First, let's establish a base condition - there will always be at least one person who goes to the town center. I'll use a group of A, B, C, and D to help explain my proof.
If anyone does not receive a letter, then they will go the first day. This is the only way in which someone will go on the first day.
Now assume that everyone received at least one letter (and so nobody went on the first day). Then on the second day A, assuming that she is not a part of any group and therefore knows the membership of every group, will consider every other person. If any of B, C, and D is a member of all the groups, then that person should not have received any letters and gone on the first day. But nobody went the first day, so A must not have perfect information, and therefore must be a member of some group.
If nobody goes on the second day, then A will go one level deeper in her reasoning. She first considers B — he knows about all the groups for which he is not a member. If C or D is a member of all of those groups, then B would have expected them to go on the first day. When he observed that they did not, he should have gone on the second day. Because he did not go on the second day, A knows that there must be some group that she does not know about and therefore is a member of. She follows the same reasoning for C and D.
If nobody goes on the third day, A will reach the deepest level of reasoning necessary for four people. She will again consider B's reasoning. Assuming that she knows about all the groups that exist, B knows only about groups that consist of C and/or D. So he, on the third day, would have considered C's reasoning for the second day. He would have assumed that he knew about all the groups that exist, and since he only knows about groups the have only C and D in them, C must have only known about a group of which D is the only member. So C, on the second day, would have thought that only D was a member of a group, and having not witnessed D go on the first day, should have gone on the second day. Thus, B, having not witnessed C go on the second day, should have gone on the third day. Thus A, if she does not see B go on the third day, will go on the fourth day.
In more formal terms, on day $k+1$ person $p_0\in P$ will determine if $\exists p_{i1}\in (P-\{p_0\}) \exists p_{i2}\in (P-\{p_0,p_{i1}\})...\exists p_{ik}\in (P-\{p_0,...,p_{i(k-1)}\})\forall g\in G: \{p_{i1},...,p_{ik}\}\cap g \ne \emptyset$
where $G$ is the set of all groups that $p_0$ knows about. If this condition is met, then there are no groups that do not contain at least one of the people considered. This means that on day $k+1$, $p_0$ expected each person in the chain $p_{ij}$ to expect the next person in the chain to have left on the previous day (with the last person expected to leave on the first day). Because the expectation was not met, $p_0$ will go to the town center on day $k+1$.

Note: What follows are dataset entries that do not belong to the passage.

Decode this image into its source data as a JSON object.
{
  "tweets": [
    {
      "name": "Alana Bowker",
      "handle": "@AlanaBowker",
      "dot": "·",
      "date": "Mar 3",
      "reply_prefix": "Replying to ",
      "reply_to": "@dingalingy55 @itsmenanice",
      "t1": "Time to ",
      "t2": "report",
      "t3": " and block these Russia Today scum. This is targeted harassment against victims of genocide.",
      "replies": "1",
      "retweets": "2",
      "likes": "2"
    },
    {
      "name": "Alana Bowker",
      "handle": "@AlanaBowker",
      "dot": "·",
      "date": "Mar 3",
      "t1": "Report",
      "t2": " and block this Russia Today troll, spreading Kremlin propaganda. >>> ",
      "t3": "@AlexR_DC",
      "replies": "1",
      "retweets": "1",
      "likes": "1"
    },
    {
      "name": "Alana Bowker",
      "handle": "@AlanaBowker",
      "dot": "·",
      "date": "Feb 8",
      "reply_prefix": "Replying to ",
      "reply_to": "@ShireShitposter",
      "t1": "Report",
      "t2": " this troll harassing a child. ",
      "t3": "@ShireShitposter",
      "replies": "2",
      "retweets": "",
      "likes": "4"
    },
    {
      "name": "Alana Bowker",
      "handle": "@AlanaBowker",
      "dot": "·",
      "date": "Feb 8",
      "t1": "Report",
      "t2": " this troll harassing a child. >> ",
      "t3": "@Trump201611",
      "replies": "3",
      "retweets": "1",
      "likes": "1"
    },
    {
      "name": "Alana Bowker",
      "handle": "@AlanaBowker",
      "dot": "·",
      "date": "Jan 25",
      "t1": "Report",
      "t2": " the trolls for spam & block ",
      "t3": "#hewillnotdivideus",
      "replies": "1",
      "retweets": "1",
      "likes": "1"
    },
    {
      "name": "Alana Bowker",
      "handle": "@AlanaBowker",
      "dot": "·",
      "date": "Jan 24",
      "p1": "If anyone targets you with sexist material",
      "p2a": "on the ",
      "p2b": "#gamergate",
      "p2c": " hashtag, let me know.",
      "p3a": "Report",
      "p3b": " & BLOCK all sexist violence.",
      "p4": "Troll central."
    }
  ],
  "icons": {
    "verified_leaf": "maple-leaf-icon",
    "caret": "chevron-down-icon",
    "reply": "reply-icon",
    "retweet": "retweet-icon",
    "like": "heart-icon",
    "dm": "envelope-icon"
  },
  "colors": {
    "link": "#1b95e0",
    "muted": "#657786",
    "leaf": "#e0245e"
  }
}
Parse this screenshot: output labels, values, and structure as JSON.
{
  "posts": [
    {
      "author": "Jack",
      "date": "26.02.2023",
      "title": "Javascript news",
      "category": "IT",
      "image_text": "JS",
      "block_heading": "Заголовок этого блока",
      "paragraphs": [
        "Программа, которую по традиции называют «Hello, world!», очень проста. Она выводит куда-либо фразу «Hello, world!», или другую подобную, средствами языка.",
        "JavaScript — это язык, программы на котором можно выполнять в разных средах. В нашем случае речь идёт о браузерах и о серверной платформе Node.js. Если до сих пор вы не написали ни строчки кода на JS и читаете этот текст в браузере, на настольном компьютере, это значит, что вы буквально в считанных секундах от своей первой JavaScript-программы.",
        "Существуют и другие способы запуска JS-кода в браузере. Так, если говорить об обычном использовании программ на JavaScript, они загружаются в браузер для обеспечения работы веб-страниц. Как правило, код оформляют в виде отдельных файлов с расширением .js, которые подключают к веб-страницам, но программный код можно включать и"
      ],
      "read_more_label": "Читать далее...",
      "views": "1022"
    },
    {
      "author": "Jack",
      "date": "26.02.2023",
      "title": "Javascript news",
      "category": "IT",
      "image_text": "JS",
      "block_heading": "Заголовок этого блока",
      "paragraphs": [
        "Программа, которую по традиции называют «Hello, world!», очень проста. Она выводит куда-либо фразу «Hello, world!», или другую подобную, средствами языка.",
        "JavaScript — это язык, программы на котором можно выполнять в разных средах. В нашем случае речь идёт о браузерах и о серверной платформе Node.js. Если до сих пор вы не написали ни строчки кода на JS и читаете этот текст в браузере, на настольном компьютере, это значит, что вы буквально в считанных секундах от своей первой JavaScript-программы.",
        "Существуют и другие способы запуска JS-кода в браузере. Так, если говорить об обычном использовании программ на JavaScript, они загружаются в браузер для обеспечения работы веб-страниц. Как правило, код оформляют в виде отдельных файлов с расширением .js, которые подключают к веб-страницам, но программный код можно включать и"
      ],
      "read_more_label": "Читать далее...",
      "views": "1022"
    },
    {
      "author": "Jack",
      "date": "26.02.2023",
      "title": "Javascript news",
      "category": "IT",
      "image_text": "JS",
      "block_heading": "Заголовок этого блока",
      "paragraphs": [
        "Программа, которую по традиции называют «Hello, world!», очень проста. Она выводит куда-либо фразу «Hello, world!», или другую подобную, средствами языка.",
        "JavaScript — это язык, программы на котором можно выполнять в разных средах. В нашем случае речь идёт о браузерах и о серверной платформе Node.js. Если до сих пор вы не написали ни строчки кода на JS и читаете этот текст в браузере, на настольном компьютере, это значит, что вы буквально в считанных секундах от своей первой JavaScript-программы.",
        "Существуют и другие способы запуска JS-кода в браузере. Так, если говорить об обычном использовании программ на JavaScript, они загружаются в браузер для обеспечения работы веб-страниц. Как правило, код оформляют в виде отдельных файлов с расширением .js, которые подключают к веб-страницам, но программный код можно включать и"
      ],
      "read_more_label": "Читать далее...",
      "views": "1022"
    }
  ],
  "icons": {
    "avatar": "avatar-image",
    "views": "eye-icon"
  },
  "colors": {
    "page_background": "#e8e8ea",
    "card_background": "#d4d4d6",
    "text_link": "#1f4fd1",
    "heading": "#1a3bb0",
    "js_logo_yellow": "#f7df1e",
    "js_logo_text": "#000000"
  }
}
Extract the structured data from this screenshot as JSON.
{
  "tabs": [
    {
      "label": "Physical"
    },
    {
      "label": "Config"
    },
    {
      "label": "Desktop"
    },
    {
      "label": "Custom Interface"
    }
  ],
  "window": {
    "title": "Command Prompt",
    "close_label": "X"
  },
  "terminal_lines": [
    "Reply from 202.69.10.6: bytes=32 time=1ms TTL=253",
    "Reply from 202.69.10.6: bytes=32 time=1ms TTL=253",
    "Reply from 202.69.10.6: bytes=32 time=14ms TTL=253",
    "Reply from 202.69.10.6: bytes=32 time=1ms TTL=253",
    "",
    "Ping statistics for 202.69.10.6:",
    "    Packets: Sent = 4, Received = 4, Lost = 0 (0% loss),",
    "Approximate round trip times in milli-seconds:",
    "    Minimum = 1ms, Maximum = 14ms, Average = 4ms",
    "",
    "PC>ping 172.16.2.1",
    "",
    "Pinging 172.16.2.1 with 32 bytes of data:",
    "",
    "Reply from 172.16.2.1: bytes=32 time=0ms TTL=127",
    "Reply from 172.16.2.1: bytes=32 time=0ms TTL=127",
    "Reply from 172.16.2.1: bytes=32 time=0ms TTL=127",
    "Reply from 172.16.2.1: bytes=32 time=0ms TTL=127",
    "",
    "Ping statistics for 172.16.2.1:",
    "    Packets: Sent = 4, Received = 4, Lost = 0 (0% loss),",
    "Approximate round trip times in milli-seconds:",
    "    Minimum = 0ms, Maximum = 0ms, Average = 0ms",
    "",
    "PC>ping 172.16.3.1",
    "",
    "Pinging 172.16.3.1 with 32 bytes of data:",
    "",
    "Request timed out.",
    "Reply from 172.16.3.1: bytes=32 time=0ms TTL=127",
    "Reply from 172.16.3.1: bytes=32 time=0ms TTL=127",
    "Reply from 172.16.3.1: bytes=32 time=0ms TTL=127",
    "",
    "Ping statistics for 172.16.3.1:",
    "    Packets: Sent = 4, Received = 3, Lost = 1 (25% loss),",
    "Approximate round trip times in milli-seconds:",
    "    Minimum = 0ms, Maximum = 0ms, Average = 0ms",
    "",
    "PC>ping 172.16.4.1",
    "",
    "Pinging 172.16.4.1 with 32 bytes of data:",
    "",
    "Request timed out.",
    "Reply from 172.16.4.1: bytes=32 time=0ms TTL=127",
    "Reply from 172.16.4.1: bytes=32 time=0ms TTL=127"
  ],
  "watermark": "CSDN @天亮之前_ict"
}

Everyone who goes will eventually be a part of a proper meeting:
Let $p_0$ be a person who will go to the town center. If $p_0$ is the sole member of an organization, then a proper meeting can be held immediately. Otherwise, $\exists g_0,p_1\mid p_0,p_1\in g_0$. Because $p_0$ and $p_1$ are both members of that organization, neither received a letter about it. Suppose there are no organizations of which $p_0$ is a member but $p_1$ is not. Then, when $p_0$ goes to the town center, $p_1$ will know there is at least one organization that they did not receive a letter for, and must therefore be a member of.
Otherwise $\exists g_1\mid p_0\in g_1\land p_1\notin g_1$. By our above reasoning, we know that anyone who only belongs to organizations $p_0$ does will go to the town center one day after $p_0$ at the latest.
For each person $p_i\in g_1$ who is a member of $g_i\mid p_0\notin g_i$, $p_1$ can follow the same chain of logic we used to prove that someone will eventually go. I'm having trouble writing out the formal logic for it, but here's the basic idea — $p_1$ will expect $p_i$ to expect etc. In the end it boils down to two cases - either an entire organization goes, or $p_1$ will go, and because $p_1$ was an arbitrary member of $g_0$ that means everyone in $g_0$ will go.